G10 FX Weekly – USD bearish sentiment extreme

by: Roy Teo

  • US dollar extends slide as US data disappoints
  • Bearish sentiment in the US dollar near extreme levels
  • Strong currency gains to trigger central banks’ response


US dollar extends slide as US data disappoints

The US dollar extended its slide to a fifth consecutive week as weaker than expected US economic data releases have increased market speculation that the Fed will be more cautious in tightening monetary policy later this year.


The euro has formed a higher base above 1.11 after Greece managed to meet its EUR 750 million debt obligations to the IMF earlier in the week, using funds from its emergency IMF holding account. In the short term, further gains towards 1.15-1.17 cannot be ruled out as speculative short positions in the Euro are unwound. Stop losses are expected to be layered above 1.1535.

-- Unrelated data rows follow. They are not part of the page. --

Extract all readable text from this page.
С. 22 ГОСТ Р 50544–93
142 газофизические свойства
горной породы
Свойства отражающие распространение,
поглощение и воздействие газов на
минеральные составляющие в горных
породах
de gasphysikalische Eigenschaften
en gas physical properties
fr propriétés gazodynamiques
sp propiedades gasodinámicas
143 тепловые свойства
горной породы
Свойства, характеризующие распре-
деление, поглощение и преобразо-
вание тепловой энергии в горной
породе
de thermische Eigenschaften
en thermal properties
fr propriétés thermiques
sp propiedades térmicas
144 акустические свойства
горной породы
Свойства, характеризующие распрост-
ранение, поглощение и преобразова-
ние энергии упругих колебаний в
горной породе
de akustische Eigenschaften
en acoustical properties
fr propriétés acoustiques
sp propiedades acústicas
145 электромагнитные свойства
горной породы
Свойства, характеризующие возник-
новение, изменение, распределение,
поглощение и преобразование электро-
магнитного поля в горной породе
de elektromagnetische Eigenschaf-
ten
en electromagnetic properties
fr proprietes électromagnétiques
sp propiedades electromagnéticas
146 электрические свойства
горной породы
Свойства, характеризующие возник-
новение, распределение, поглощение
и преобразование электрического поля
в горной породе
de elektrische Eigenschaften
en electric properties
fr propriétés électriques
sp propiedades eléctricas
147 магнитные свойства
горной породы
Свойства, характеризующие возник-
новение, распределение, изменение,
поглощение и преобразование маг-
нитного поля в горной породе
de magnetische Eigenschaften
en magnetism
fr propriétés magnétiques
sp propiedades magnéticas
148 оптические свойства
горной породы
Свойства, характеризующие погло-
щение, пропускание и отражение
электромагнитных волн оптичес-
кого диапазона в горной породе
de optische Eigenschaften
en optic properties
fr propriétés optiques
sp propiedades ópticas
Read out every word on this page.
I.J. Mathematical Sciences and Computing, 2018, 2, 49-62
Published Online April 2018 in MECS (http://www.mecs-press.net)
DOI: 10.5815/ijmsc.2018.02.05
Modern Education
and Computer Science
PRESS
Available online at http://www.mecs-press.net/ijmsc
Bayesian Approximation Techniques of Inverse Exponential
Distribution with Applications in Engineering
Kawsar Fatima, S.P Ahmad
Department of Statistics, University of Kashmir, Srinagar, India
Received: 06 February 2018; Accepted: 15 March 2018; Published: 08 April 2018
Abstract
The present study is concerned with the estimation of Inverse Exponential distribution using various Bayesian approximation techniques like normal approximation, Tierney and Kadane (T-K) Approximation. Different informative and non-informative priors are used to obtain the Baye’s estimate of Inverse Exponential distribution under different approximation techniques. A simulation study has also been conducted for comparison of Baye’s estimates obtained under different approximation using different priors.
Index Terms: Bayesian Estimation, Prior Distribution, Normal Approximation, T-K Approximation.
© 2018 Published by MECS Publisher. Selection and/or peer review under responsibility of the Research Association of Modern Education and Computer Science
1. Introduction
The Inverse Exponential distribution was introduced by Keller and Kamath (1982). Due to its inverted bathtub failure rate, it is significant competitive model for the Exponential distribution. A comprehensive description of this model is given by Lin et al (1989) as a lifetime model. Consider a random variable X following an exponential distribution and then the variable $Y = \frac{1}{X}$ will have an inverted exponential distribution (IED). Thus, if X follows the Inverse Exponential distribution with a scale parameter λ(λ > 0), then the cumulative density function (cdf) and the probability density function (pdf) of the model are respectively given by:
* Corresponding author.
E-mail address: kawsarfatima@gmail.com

The positive momentum in the Australian dollar and sterling continued with technical resistance levels broken. In the short term, further gains are likely towards 0.83 and 1.59 respectively. Firmer oil prices were also supportive of currencies of oil exporters like the Canadian dollar and Norwegian Krona. The rally in both currencies are likely to face some resistance towards the 200 day exponential moving average around 1.19 and 7.30.


Bearish sentiment in the US dollar near extreme levels

The US dollar has declined by about 4% against its trade weighted basket of currencies in the past two months. After a weaker than expected first quarter performance, the economic recovery in April has also been slow. However, we think that markets have priced in the risks as the bearish sentiment in the US dollar is near extreme levels. In addition we continue to expect the economy to firm and the Fed to hike rates in September.


Strong currency gains to trigger central banks’ response

Though central banks’ do not have an exchange rate target, the strength in the currency is definitely relevant to policy decisions. This was reinforced by BoE governor Carney earlier this week. In the next monetary policy meeting on 3 June, the ECB will likely dismiss fears that QE will end prematurely. Indeed ECB President Draghi recently said that the bond buying program will be implemented ‘in full’ and will in any case stay in place as long as needed for its inflation objective to be fully achieved. The stronger than desired strength in the Australian (AUD) and New Zealand dollar (NZD) is also expected to trigger a response from both central banks. The RBA has stated that further declines in the AUD is likely and necessary. The RBNZ has also reiterated that the current level in the NZD is unjustified and would like to see a weaker exchange rate. Interest rate cuts and intervention in the currency market to weaken the exchange rate are likely options in our view.